0
a=c(1,4,5,7,3,3,NA)
b=c(2,7,3,NA,2,5,2)
d=c(2,7,5,NA,9,0,1)
dat=data.frame(a,b,d)

How to pick the max one out of each colomn and the NA are neglected? Finally the result is a vector which concludes 7,7 and 9.What is the code to obtain such a result?

3 Answers3

2

Use sapply to iterate over columns.

sapply(dat, max, na.rm = TRUE)
# a b d
# 7 7 9

Alternatively, if you use lapply it will return a list. sapply can be a little unpredictable, in that it calls lapply and then tries to simplify the result. This means that if the input type changes (e.g. one of the columns is a list column), you may get a different output, (e.g. a list rather than a vector).

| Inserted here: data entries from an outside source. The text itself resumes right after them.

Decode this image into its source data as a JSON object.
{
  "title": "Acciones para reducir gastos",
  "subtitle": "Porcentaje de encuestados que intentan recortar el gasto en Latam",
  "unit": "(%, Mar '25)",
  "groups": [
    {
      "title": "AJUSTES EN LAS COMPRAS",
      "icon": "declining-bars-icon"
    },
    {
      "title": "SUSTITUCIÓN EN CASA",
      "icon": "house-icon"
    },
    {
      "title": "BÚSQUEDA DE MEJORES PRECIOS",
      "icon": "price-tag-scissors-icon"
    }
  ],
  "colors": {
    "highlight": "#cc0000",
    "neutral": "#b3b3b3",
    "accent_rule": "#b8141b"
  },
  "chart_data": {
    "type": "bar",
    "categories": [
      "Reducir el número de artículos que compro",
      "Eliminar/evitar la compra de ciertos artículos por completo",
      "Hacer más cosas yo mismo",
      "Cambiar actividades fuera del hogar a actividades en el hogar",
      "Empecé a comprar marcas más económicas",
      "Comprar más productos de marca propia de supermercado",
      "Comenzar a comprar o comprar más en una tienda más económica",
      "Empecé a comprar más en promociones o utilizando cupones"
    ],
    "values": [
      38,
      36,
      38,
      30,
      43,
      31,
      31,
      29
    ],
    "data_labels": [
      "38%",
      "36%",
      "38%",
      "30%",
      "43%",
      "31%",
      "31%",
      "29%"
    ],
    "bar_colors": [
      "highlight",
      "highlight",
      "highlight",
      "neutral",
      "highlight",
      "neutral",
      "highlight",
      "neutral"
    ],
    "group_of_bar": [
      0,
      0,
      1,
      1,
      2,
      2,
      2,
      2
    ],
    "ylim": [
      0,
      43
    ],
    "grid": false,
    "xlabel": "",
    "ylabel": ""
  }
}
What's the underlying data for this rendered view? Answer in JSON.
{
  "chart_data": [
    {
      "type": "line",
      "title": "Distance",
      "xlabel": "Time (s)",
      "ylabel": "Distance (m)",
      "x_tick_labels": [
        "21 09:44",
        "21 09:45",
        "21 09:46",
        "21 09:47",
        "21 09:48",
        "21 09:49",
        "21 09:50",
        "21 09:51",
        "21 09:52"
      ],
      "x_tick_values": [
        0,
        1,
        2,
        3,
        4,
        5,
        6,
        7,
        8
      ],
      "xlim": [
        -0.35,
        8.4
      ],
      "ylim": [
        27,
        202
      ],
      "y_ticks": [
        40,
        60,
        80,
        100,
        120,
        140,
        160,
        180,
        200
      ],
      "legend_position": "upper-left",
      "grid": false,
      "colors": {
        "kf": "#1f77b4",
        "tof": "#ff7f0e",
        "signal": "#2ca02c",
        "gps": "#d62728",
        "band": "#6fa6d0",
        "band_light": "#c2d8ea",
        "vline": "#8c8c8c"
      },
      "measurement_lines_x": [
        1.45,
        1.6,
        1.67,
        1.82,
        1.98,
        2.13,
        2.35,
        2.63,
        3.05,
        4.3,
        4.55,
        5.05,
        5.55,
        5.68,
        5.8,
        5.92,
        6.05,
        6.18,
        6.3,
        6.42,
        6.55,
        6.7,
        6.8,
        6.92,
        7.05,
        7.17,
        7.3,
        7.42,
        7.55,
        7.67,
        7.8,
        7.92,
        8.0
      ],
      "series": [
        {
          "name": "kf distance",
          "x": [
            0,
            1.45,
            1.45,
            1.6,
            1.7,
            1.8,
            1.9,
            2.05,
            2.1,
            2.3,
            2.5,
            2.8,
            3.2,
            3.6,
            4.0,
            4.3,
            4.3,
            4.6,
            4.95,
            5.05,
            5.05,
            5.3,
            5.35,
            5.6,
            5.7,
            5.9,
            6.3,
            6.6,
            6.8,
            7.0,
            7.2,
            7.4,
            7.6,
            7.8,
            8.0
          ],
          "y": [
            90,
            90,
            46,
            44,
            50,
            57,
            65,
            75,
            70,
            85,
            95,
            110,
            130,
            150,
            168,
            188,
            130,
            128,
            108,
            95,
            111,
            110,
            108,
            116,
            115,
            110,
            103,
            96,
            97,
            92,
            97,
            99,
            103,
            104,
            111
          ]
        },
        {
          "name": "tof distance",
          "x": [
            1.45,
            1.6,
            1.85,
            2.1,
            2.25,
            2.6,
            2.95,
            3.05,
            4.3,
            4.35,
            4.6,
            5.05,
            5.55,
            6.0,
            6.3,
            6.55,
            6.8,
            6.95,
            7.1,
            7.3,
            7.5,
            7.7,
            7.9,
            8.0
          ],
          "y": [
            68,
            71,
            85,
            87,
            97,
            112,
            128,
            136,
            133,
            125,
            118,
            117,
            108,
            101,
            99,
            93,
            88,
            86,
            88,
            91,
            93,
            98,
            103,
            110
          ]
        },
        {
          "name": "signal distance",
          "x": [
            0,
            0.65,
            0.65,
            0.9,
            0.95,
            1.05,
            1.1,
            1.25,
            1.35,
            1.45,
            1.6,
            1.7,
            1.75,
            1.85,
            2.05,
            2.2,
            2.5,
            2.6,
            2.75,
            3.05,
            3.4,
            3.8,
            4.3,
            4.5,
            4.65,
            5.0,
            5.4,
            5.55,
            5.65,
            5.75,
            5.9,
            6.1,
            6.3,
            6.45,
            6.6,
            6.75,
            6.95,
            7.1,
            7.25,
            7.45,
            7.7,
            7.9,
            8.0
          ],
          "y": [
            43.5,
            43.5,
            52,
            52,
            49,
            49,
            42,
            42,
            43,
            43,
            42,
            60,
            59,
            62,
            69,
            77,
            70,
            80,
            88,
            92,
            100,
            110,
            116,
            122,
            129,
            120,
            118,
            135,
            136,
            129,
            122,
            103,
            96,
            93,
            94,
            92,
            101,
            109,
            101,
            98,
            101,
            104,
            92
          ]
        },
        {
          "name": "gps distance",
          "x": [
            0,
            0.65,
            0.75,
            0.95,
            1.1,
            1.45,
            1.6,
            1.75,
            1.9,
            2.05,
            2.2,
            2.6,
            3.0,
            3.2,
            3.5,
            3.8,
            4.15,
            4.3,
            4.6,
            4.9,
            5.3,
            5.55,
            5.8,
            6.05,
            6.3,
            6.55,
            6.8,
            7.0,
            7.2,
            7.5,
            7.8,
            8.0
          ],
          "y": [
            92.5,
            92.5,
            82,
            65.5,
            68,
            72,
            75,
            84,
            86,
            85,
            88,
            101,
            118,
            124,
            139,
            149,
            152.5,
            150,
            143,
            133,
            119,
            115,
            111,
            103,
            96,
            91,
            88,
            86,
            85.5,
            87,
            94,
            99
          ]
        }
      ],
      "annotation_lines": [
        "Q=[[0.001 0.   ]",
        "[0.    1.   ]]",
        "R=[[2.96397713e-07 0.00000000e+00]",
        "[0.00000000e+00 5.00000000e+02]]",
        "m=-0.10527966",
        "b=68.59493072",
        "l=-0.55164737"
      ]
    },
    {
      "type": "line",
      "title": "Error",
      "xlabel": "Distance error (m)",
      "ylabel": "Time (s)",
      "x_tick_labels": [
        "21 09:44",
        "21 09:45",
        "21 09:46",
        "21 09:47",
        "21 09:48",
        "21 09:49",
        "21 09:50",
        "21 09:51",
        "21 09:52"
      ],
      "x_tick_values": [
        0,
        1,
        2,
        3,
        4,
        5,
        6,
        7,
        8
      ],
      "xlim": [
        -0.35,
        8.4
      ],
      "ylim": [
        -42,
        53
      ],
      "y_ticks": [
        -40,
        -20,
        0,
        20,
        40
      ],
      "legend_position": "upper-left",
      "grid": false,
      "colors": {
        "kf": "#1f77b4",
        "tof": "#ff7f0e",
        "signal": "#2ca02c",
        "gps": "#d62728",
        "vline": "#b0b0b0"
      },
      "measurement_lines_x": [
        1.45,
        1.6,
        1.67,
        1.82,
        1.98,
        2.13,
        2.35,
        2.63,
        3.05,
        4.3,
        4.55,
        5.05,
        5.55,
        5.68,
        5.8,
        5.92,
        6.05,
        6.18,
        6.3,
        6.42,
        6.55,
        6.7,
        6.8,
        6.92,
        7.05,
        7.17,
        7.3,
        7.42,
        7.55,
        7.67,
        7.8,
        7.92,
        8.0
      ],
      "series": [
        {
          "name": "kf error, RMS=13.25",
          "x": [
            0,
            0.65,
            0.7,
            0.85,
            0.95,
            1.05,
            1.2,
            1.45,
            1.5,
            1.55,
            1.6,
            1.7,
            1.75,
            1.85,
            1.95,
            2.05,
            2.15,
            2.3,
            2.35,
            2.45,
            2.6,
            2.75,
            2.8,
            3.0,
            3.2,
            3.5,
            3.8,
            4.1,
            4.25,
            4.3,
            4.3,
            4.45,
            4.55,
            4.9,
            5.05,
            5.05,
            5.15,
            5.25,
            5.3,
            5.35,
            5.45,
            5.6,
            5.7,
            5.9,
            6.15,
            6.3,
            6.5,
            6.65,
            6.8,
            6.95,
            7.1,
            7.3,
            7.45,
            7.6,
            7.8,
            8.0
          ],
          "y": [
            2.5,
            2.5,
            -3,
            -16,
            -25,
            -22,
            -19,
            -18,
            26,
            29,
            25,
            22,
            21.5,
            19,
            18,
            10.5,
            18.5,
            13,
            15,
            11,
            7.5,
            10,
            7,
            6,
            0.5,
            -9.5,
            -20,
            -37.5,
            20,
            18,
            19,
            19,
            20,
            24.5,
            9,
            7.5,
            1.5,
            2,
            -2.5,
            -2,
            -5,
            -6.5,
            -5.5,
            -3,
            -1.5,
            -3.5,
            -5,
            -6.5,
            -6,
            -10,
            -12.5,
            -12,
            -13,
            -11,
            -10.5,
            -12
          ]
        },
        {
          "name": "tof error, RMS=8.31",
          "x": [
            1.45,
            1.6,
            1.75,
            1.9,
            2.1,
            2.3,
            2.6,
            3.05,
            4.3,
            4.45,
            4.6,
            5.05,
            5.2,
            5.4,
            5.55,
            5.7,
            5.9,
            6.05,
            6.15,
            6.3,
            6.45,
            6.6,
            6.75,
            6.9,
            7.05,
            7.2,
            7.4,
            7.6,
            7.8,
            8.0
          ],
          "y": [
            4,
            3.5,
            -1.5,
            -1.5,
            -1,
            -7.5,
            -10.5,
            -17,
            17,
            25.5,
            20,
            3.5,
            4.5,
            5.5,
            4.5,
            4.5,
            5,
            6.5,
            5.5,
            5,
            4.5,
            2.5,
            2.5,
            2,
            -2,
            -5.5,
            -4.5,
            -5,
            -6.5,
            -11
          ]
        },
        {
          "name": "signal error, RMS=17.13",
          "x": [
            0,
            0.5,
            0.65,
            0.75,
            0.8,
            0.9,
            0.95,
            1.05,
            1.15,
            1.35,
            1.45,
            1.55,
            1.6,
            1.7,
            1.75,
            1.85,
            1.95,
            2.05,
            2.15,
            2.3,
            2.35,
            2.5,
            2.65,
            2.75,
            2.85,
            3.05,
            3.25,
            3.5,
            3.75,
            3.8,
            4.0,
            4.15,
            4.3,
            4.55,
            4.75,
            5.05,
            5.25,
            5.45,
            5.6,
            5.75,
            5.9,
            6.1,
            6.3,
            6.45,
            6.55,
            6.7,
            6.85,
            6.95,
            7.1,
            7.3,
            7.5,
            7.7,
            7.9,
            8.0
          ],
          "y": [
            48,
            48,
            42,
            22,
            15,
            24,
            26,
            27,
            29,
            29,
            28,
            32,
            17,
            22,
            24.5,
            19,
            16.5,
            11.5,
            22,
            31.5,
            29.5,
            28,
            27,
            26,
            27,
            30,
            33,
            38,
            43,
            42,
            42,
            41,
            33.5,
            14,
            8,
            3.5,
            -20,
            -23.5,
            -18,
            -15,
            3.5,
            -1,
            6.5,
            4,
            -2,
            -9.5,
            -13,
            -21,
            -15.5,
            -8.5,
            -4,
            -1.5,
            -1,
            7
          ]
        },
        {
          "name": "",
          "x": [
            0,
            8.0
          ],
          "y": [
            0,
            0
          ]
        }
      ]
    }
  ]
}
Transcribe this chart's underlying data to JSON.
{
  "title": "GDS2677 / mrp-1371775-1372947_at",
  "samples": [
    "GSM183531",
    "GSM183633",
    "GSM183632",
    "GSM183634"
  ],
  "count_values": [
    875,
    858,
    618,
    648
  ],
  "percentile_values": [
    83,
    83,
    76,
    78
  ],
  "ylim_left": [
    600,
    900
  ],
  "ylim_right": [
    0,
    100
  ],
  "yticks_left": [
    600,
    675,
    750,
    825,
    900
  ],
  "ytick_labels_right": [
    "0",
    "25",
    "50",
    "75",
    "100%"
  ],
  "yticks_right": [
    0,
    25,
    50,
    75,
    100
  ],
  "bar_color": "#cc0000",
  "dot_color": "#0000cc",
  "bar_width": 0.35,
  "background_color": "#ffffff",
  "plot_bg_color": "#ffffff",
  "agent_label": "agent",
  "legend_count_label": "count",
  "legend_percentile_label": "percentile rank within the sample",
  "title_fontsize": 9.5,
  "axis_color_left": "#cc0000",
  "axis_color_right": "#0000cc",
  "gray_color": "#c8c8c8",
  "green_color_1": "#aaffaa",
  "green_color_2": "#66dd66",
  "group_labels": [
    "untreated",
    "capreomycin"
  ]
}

If you want to ensure that the output is a vector and throw an error if this is not the case you can use vapply:

vapply(
    X = dat, 
    FUN = max, 
    FUN.VALUE = numeric(1), 
    na.rm = TRUE
)
# a b d
# 7 7 9
SamR
  • 8,826
  • 3
  • 11
  • 33
2

Using apply:

apply(dat, 2, max, na.rm = 1)
a b d 
7 7 9 
Karthik S
  • 11,348
  • 2
  • 11
  • 25
  • 1
    The documentation for [`max`](https://stat.ethz.ch/R-manual/R-devel/library/base/html/Extremes.html) indicates that `na.rm` is a `logical`. Any reason you have it as `1` rather than `TRUE`? I find it confusing. – SamR Sep 21 '22 at 07:48
  • @SamR, in R, `TRUE` and `FALSE` gets parsed to 1 and 0 respectively, so we can use them interchangeably – Karthik S Sep 21 '22 at 07:52
  • 1
    Sure you can... you could also write `na.rm = 2.7`, or `na.rm = is.finite(4)`. But why would you? – SamR Sep 21 '22 at 07:56
  • @SamR, faster to type 1 than TRUE isn't it? – Karthik S Sep 21 '22 at 08:00
  • Sure it is but you can use `T` if that's the issue. I think in general though it is better to optimise your code to be clear rather than for the fewest keystrokes. – SamR Sep 21 '22 at 08:18
1
a=c(1,4,5,7,3,3,NA)
b=c(2,7,3,NA,2,5,2)
d=c(2,7,5,NA,9,0,1)
dat=data.frame(a,b,d)
sapply(dat, max, na.rm=TRUE)
a b d 
7 7 9 
zimia
  • 930
  • 3
  • 16